Foreign Language Learning in the UK: My Experience with the Process
Here in Wales, where I went to school, 48% fewer students are studying foreign language now, compared to 15 years ago. 61% of Welsh schools have fewer than five foreign language pupils at A-level and in 64% of Welsh schools’ modern foreign language departments have just one or two full-time teachers with one-third dependant on non-British EU nationals as staff.
The school I attended was a bilingual school, where Welsh was the medium of all my classes, except English lessons of course. Contrary to what some might say, I don’t believe this held me back in the slightest. I consider it an advantage, especially when trying my hand at other languages. It was one of the reasons I chose French as a part of my degree, a language that I studied for seven years at school.
After a further two years studying it at university, I felt as though I hadn’t made much progress. This all changed during my third year at University, which I spent in Toulouse on Erasmus. After these eight months, I now consider myself a French speaker. The experience taught me about the importance of immersion when learning a language. Most of my progress came whilst I was totally immersed in French. But how then, could the Erasmus students I met from Scandinavia and Germany, speak such good English, as well as blow me away with how much better their French was than mine?
In Wales, a third language is taught to students once they start secondary schools. Some schools in England start teaching foreign languages at around seven years of age, but consistency here is a grey area. What is consistent however is how EU nations have lowered the age that children start learning foreign languages, some lowering to as young as three. In Sweden, English is a core subject along with Maths and Swedish. Seeing as you have a sufficient number of core lessons a week, Swedish students tend to be much more immersed in English than British students are in foreign languages.
How Costly is the Lack of Foreign Language Proficiency to the UK and What Does it Mean for UK Businesses?
The disadvantages extend to more than the locals laughing behind our backs whenever we go on holiday and mutter ‘mercy bowcoop’ when the waiter brings our food at a Parisian restaurant.
It is estimated that the lack of foreign language skills costs the UK 3.5% of its yearly GDP, a whopping £48bn a year. The British Council drew up a report named ‘languages of the future’. The report concluded that of the 29 high-growth markets included in the report, the majority had low or very low level of English proficiency, meaning that deals with countries such as China and Brazil who are keen to trade internationally are being squandered due to language barriers, a trend that can’t afford to continue in post-Brexit Britain.
What Can be Done Today and in the Future to Tackle the Issue?
The government have already introduced the English Baccalaureate scheme in English schools, which measures the achievement of pupils that have GCSE qualifications in four subjects, plus a foreign language. The goal is to have 90% of students achieving this by 2025, but it’s estimated that the government need 3,500 more teachers if this is to be achievable.

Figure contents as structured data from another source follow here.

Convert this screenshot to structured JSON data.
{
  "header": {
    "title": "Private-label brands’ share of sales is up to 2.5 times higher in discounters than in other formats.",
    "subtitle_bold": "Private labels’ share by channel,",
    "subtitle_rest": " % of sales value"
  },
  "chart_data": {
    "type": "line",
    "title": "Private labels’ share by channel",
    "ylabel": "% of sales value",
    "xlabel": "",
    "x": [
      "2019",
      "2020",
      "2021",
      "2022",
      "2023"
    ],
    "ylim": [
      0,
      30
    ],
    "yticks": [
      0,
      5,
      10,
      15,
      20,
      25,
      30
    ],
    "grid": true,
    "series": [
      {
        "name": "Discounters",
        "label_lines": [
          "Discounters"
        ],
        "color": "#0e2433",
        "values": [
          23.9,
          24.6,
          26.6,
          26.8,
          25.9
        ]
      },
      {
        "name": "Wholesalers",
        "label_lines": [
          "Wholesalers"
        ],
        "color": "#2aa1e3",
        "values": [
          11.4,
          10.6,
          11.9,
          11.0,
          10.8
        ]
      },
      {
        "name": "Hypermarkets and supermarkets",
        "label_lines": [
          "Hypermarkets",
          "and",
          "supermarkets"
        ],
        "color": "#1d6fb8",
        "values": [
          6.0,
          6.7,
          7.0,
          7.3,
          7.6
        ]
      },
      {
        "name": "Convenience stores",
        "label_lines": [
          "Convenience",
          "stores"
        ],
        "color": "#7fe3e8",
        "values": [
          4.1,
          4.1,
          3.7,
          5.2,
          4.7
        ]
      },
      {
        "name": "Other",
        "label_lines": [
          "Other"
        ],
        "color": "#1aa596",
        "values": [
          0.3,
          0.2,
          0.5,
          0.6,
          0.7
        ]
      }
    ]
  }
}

Earlier introduction of foreign language learning has proved effective across Europe. Children are said to be like sponges, they take on information easier, making it the easiest stage to learning languages. Some argue that seven years of age is even too late since it misses a key period in a child’s learning process, and that language education should be introduced from five or even three.
A restructuring of the curriculum is also debated, and many would like to see a foreign language introduced as a core subject, although compromises may have to be made to achieve this. The bottom line is, that young people need more of a platform to learn foreign languages – not just one or two one-hour sessions per week.